Wednesday, October 24, 2012

Using Autoincrementing Columns from a PowerBuilder DataWindow

Note:  This blog entry is basically the written version of a video I did for the SAP Database and Technology Academy.  You can either watch the video or read the blog entry, or both if you're so inclined.






Why use Autoincrementing Columns?

Before we get into how, first we need to look at why we want to use autoincrementing columns.  So let’s step back and consider how we want to create primary keys for the entities in our databases.  There are basically two approaches, using “natural” (intelligent) keys or “surrogate” (non-intelligent) key.  Natural (or intelligent) keys mean we pick some attribute of the entity itself that we believe provides a unique value we can use to reference that entity. We then use that key in foreign key references into other tables.

For example, let’s say we have a simple training database where we want to track employees, the classes offered, and if employees have taken the classes.  The entity-relationship diagram is shown below (see Figure 1).  If we’re using natural keys, we might use the employee’s
image001.png
social security number to identify the employee and the course number for the course to identify a course.  The courses an employee has taken are handled by the many-to-many associative table “training records” where the keys from the two entities (SSN from Employee and Course Number from Courses) are copied into the association records.  The Courses entity also has a “taught by” attribute that in addition uses the employee SSN to reference back to the Employee table to indicate who is teaching the course.

So far so good.  But then we run into some problems:

  1. Data entry error:  A year ago somebody entered the SSN for one of the employee incorrectly, and employee that not only takes courses but teaches some.  We just noticed the problem.  We need to change the SSN for the employee in the Employee table, but now there a numerous records in both the Courses and Training Records tables that have to be updated as well, and the foreign key constraints are making the update difficult.
  2. Changing requirements: The company decides that contractors need to take training classes as well, but they identify contractors through a contractor code rather than a SSN.  Suddenly the SSN field is no longer actually the SSN.
  3. Regulatory mandates:  The company determines that in order to meet privacy regulations all personally identifiable information (PII) must be removed from all but a handful of highly controlled HR systems.  The training database didn't make the list, and you now have to remove all records of SSNs from the system.

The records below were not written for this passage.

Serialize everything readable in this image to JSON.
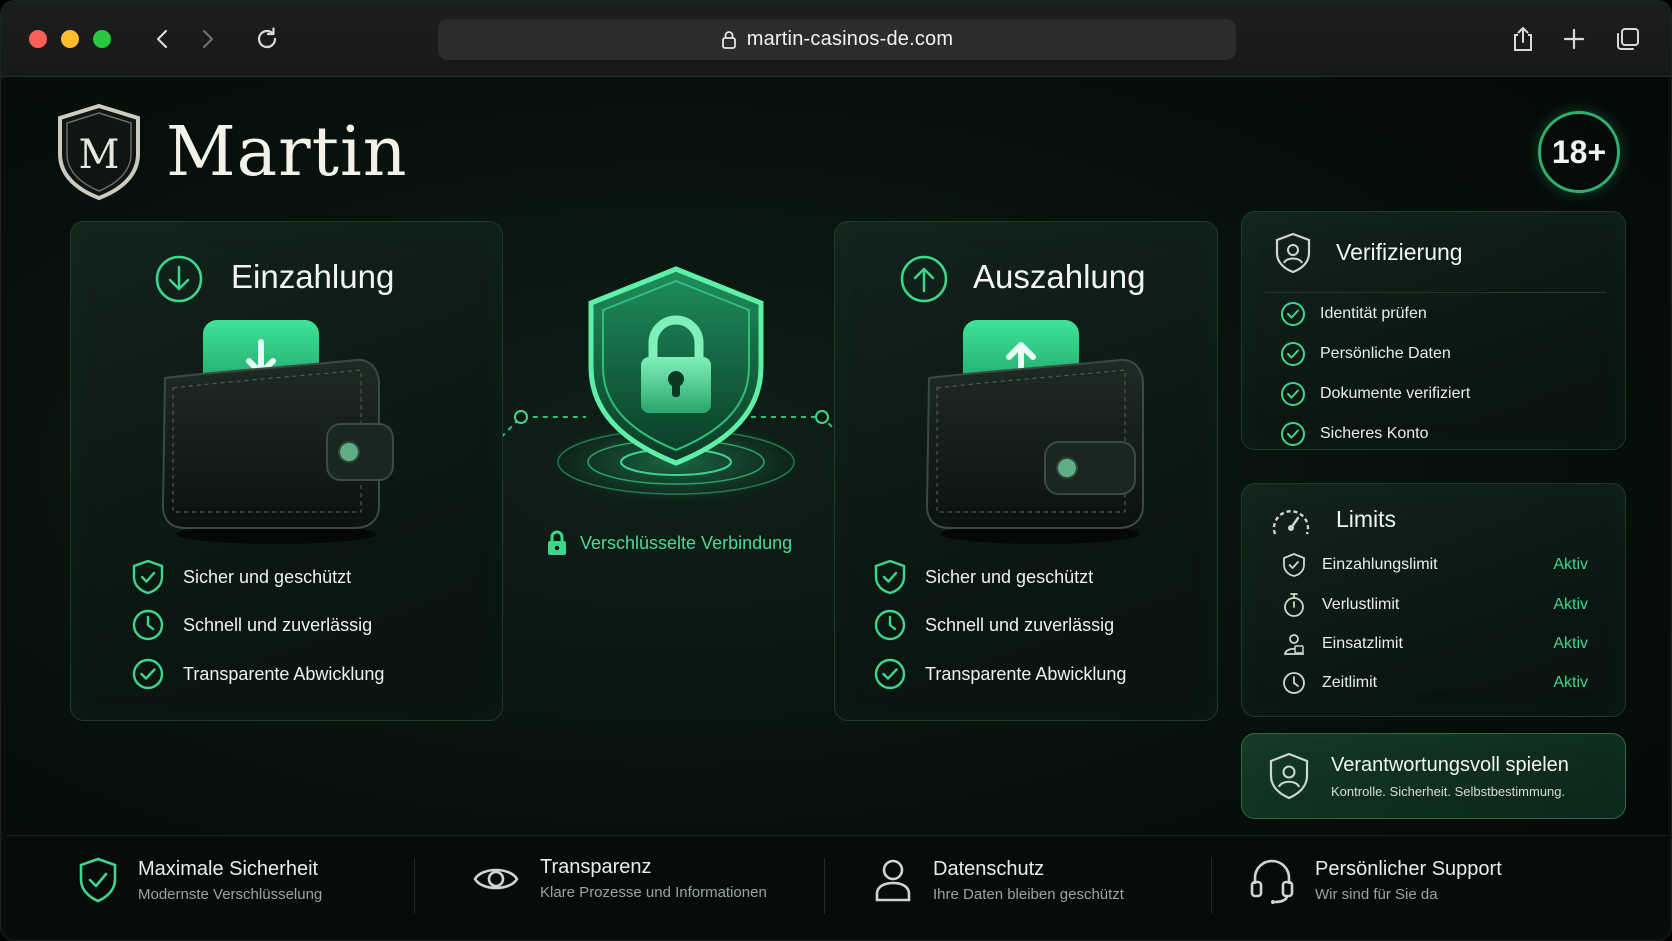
{
  "browser": {
    "url": "martin-casinos-de.com"
  },
  "brand": {
    "name": "Martin",
    "logo_letter": "M",
    "age_badge": "18+"
  },
  "deposit": {
    "title": "Einzahlung",
    "features": [
      "Sicher und geschützt",
      "Schnell und zuverlässig",
      "Transparente Abwicklung"
    ]
  },
  "withdrawal": {
    "title": "Auszahlung",
    "features": [
      "Sicher und geschützt",
      "Schnell und zuverlässig",
      "Transparente Abwicklung"
    ]
  },
  "security": {
    "label": "Verschlüsselte Verbindung"
  },
  "verification": {
    "title": "Verifizierung",
    "items": [
      "Identität prüfen",
      "Persönliche Daten",
      "Dokumente verifiziert",
      "Sicheres Konto"
    ]
  },
  "limits": {
    "title": "Limits",
    "items": [
      {
        "label": "Einzahlungslimit",
        "status": "Aktiv"
      },
      {
        "label": "Verlustlimit",
        "status": "Aktiv"
      },
      {
        "label": "Einsatzlimit",
        "status": "Aktiv"
      },
      {
        "label": "Zeitlimit",
        "status": "Aktiv"
      }
    ]
  },
  "responsible": {
    "title": "Verantwortungsvoll spielen",
    "subtitle": "Kontrolle. Sicherheit. Selbstbestimmung."
  },
  "footer": {
    "items": [
      {
        "title": "Maximale Sicherheit",
        "subtitle": "Modernste Verschlüsselung"
      },
      {
        "title": "Transparenz",
        "subtitle": "Klare Prozesse und Informationen"
      },
      {
        "title": "Datenschutz",
        "subtitle": "Ihre Daten bleiben geschützt"
      },
      {
        "title": "Persönlicher Support",
        "subtitle": "Wir sind für Sie da"
      }
    ]
  },
  "colors": {
    "accent": "#3dd68c",
    "accent_dark": "#1f7a4d",
    "card_bg": "#0e1d16",
    "background": "#07100c"
  }
}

Sound far-fetched? It’s actually loosely based on a system at one of the companies I was at in my contracting days.

The way to prevent these problems before they start is to use surrogate key, arbitrary but unique values ( e.g., a sequential number, random numbers guaranteed to be unique, a GUID ).  Those are added to the entities as the primary key and propagated to other tables to represent the relationships (see Figure 2).
image003.png
You don’t show the values to the end users and apply no significance to them other than identifying the entities and the relationships between them.  (The minute you assign some other significance to them, you've turned them back into natural keys).  You can apply alternate keys or unique indexes on the natural keys that you still want to ensure are unique within an entity (e.g., SSN for the employee records). But you’ll find that updates to those data values, changes to what they signify or their removal are now much easier.

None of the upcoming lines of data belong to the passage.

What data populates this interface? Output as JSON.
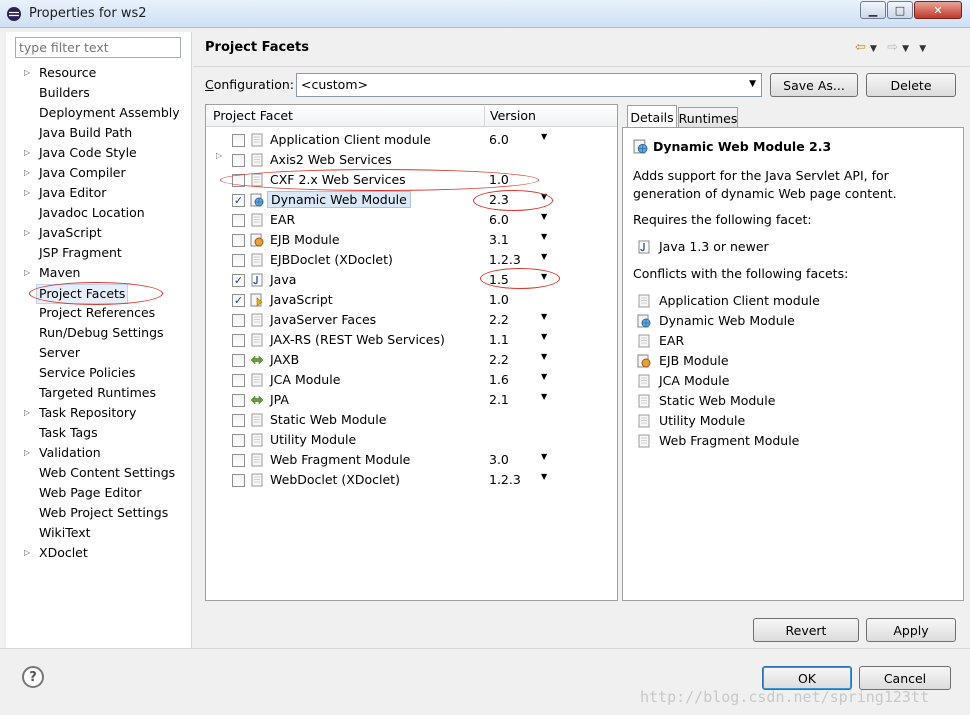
{
  "window": {
    "title": "Properties for ws2"
  },
  "filter": {
    "placeholder": "type filter text"
  },
  "nav": [
    {
      "label": "Resource",
      "expandable": true
    },
    {
      "label": "Builders",
      "expandable": false
    },
    {
      "label": "Deployment Assembly",
      "expandable": false
    },
    {
      "label": "Java Build Path",
      "expandable": false
    },
    {
      "label": "Java Code Style",
      "expandable": true
    },
    {
      "label": "Java Compiler",
      "expandable": true
    },
    {
      "label": "Java Editor",
      "expandable": true
    },
    {
      "label": "Javadoc Location",
      "expandable": false
    },
    {
      "label": "JavaScript",
      "expandable": true
    },
    {
      "label": "JSP Fragment",
      "expandable": false
    },
    {
      "label": "Maven",
      "expandable": true
    },
    {
      "label": "Project Facets",
      "expandable": false,
      "selected": true
    },
    {
      "label": "Project References",
      "expandable": false
    },
    {
      "label": "Run/Debug Settings",
      "expandable": false
    },
    {
      "label": "Server",
      "expandable": false
    },
    {
      "label": "Service Policies",
      "expandable": false
    },
    {
      "label": "Targeted Runtimes",
      "expandable": false
    },
    {
      "label": "Task Repository",
      "expandable": true
    },
    {
      "label": "Task Tags",
      "expandable": false
    },
    {
      "label": "Validation",
      "expandable": true
    },
    {
      "label": "Web Content Settings",
      "expandable": false
    },
    {
      "label": "Web Page Editor",
      "expandable": false
    },
    {
      "label": "Web Project Settings",
      "expandable": false
    },
    {
      "label": "WikiText",
      "expandable": false
    },
    {
      "label": "XDoclet",
      "expandable": true
    }
  ],
  "page": {
    "title": "Project Facets"
  },
  "config": {
    "label": "Configuration:",
    "value": "<custom>",
    "save_as": "Save As...",
    "delete": "Delete"
  },
  "facets": {
    "col_facet": "Project Facet",
    "col_version": "Version",
    "rows": [
      {
        "label": "Application Client module",
        "version": "6.0",
        "checked": false,
        "dropdown": true,
        "icon": "page"
      },
      {
        "label": "Axis2 Web Services",
        "version": "",
        "checked": false,
        "dropdown": false,
        "icon": "page",
        "expandable": true
      },
      {
        "label": "CXF 2.x Web Services",
        "version": "1.0",
        "checked": false,
        "dropdown": false,
        "icon": "page"
      },
      {
        "label": "Dynamic Web Module",
        "version": "2.3",
        "checked": true,
        "dropdown": true,
        "icon": "globe",
        "selected": true
      },
      {
        "label": "EAR",
        "version": "6.0",
        "checked": false,
        "dropdown": true,
        "icon": "page"
      },
      {
        "label": "EJB Module",
        "version": "3.1",
        "checked": false,
        "dropdown": true,
        "icon": "bean"
      },
      {
        "label": "EJBDoclet (XDoclet)",
        "version": "1.2.3",
        "checked": false,
        "dropdown": true,
        "icon": "page"
      },
      {
        "label": "Java",
        "version": "1.5",
        "checked": true,
        "dropdown": true,
        "icon": "java"
      },
      {
        "label": "JavaScript",
        "version": "1.0",
        "checked": true,
        "dropdown": false,
        "icon": "js"
      },
      {
        "label": "JavaServer Faces",
        "version": "2.2",
        "checked": false,
        "dropdown": true,
        "icon": "page"
      },
      {
        "label": "JAX-RS (REST Web Services)",
        "version": "1.1",
        "checked": false,
        "dropdown": true,
        "icon": "page"
      },
      {
        "label": "JAXB",
        "version": "2.2",
        "checked": false,
        "dropdown": true,
        "icon": "arrows"
      },
      {
        "label": "JCA Module",
        "version": "1.6",
        "checked": false,
        "dropdown": true,
        "icon": "page"
      },
      {
        "label": "JPA",
        "version": "2.1",
        "checked": false,
        "dropdown": true,
        "icon": "arrows"
      },
      {
        "label": "Static Web Module",
        "version": "",
        "checked": false,
        "dropdown": false,
        "icon": "page"
      },
      {
        "label": "Utility Module",
        "version": "",
        "checked": false,
        "dropdown": false,
        "icon": "page"
      },
      {
        "label": "Web Fragment Module",
        "version": "3.0",
        "checked": false,
        "dropdown": true,
        "icon": "page"
      },
      {
        "label": "WebDoclet (XDoclet)",
        "version": "1.2.3",
        "checked": false,
        "dropdown": true,
        "icon": "page"
      }
    ]
  },
  "details": {
    "tab_details": "Details",
    "tab_runtimes": "Runtimes",
    "heading": "Dynamic Web Module 2.3",
    "desc_line1": "Adds support for the Java Servlet API, for",
    "desc_line2": "generation of dynamic Web page content.",
    "requires_label": "Requires the following facet:",
    "requires": [
      {
        "label": "Java 1.3 or newer",
        "icon": "java"
      }
    ],
    "conflicts_label": "Conflicts with the following facets:",
    "conflicts": [
      {
        "label": "Application Client module",
        "icon": "page"
      },
      {
        "label": "Dynamic Web Module",
        "icon": "globe"
      },
      {
        "label": "EAR",
        "icon": "page"
      },
      {
        "label": "EJB Module",
        "icon": "bean"
      },
      {
        "label": "JCA Module",
        "icon": "page"
      },
      {
        "label": "Static Web Module",
        "icon": "page"
      },
      {
        "label": "Utility Module",
        "icon": "page"
      },
      {
        "label": "Web Fragment Module",
        "icon": "page"
      }
    ]
  },
  "buttons": {
    "revert": "Revert",
    "apply": "Apply",
    "ok": "OK",
    "cancel": "Cancel"
  },
  "watermark": "http://blog.csdn.net/spring123tt",
  "colors": {
    "annotation": "#d9342b",
    "selection": "#dbe8f8"
  }
}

Different database vendors have different means of generating values that we can use for surrogate keys.  Oracle has objects called sequences that are separate from tables and generate sequential values.  What SAP Sybase Adaptive Server Enterprise (ASE), SAP Sybase SQL Anywhere (SA) and Microsoft SQL Server (MSS) have are autoincrementing columns.  (Microsoft SQL Server also provides functions to generate GUIDs as unique identifiers, but that’s beyond the scope of this article).

Creating them in the database

Creating an autoincrementing column in the database is fairly straightforward.  For ASE and SA, you simply define the column as a numeric data type (e.g., integer) and then for the default value specify ‘autoincrement’ (see Figure 3).

image005.png

For MSS, you handle it all through the data type of the column.  Each of the numeric data types had a subtype with a ‘identity’ suffix. So you could define a column as ‘numeric(5) identity’ (see Figure 4).

image007.pngAt this point, the database will start assigning incrementing numeric values to those columns each time a row in inserted into the table.  You don’t assign a value when you do the insert, you determine what value was assigned afterward and update your client with that.

Referencing them from the DataWindow


Once we have the column in the table it’s fairly easy to reference it from the DataWindow as well. The main thing we need to do
image009.png
is look at the Update Specifications for the DataWindow and ensure that the autoincrementing key is indicated as the “Identity Column” attribute in the update specifications (see Figure 5).  That tells PowerBuilder that it needs to get the value of that column for inserted rows and update the DataWindow buffer with the values.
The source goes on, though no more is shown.